Flink第一章:环境搭建
Flink第二章:基本操作.
Flink第三章:基本操作(二)
Flink第四章:水位线和窗口
Flink第五章:处理函数
Flink第六章:多流操作
之前我们进行的都是Flink的单流操作,接下来我们我们进行Flink的多流操作.
创建scala
我们根据不同的点击用户进行输出
SplitStreamTest.scala
package com.atguigu.chapter05
import com.atguigu.chapter02.Source.{ClickSource, Event}
import org.apache.flink.streaming.api.functions.ProcessFunction
import org.apache.flink.streaming.api.scala._
import org.apache.flink.util.Collector
object SplitStreamTest {
// 定义输出标签
val maryTag = OutputTag[(String, String, Long)]("mary-tag")
val bobTag = OutputTag[(String, String, Long)]("bob-tag")
def main(args: Array[String]): Unit = {
val env: StreamExecutionEnvironment = StreamExecutionEnvironment.getExecutionEnvironment
env.setParallelism(1)
val stream: DataStream[Event] = env.addSource(new ClickSource)

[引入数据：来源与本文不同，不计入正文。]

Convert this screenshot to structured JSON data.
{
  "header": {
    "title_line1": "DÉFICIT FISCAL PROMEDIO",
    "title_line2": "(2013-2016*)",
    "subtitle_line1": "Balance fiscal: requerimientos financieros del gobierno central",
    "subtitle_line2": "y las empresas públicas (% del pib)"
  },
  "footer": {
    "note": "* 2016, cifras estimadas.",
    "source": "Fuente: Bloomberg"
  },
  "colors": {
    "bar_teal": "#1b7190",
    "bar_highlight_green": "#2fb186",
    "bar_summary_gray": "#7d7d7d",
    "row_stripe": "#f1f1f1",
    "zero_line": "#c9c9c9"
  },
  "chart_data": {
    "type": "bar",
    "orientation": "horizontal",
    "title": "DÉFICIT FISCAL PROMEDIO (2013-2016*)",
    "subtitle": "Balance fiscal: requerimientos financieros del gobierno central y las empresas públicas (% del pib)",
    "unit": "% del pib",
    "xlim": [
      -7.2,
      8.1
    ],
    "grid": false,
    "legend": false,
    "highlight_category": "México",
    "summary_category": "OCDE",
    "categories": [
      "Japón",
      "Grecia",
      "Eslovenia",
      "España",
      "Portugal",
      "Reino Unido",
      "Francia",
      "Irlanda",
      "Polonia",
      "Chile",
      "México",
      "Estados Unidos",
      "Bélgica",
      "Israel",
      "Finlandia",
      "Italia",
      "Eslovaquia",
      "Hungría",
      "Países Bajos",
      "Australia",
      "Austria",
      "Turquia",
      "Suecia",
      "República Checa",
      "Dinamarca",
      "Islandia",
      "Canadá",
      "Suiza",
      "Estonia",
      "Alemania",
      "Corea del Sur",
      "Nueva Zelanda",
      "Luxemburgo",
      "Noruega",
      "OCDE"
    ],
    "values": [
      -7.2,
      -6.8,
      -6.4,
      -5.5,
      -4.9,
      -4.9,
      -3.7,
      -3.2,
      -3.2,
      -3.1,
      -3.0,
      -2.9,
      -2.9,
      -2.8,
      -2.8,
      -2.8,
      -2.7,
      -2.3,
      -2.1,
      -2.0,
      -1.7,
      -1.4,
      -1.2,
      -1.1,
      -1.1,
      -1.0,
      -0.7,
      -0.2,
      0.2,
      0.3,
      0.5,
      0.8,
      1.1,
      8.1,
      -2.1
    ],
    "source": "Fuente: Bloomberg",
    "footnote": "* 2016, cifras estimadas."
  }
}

val elseStream: DataStream[Event] = stream.process(new ProcessFunction[Event, Event] {
override def processElement(value: Event, ctx: ProcessFunction[Event, Event]#Context, out: Collector[Event]): Unit = {
if (value.user == "Mary") {
ctx.output(maryTag, (value.user, value.url, value.timestamp))
} else if (value.user == "Bob") {
ctx.output(bobTag, (value.user, value.url, value.timestamp))
} else {
out.collect(value)
}
}
})
elseStream.print("else")
elseStream.getSideOutput(maryTag).print("mary")
elseStream.getSideOutput(bobTag).print("bob")
env.execute()
}
}
UnionTest.scala
package com.atguigu.chapter05
import com.atguigu.chapter02.Source.Event
import org.apache.flink.streaming.api.functions.ProcessFunction
import org.apache.flink.streaming.api.scala._
import org.apache.flink.util.Collector
object UnionTest {
def main(args: Array[String]): Unit = {
val env: StreamExecutionEnvironment = StreamExecutionEnvironment.getExecutionEnvironment
env.setParallelism(1)
// 读取两条流进行合并
val stream1: DataStream[Event] = env.socketTextStream("127.0.0.1", 7777).map(
data => {
val fields: Array[String] = data.split(",")
Event(fields(0).trim, fields(1).trim, fields(2).trim.toLong)
}
).assignAscendingTimestamps(_.timestamp)
val stream2: DataStream[Event] = env.socketTextStream("127.0.0.1", 8888).map(
data => {
val fields: Array[String] = data.split(",")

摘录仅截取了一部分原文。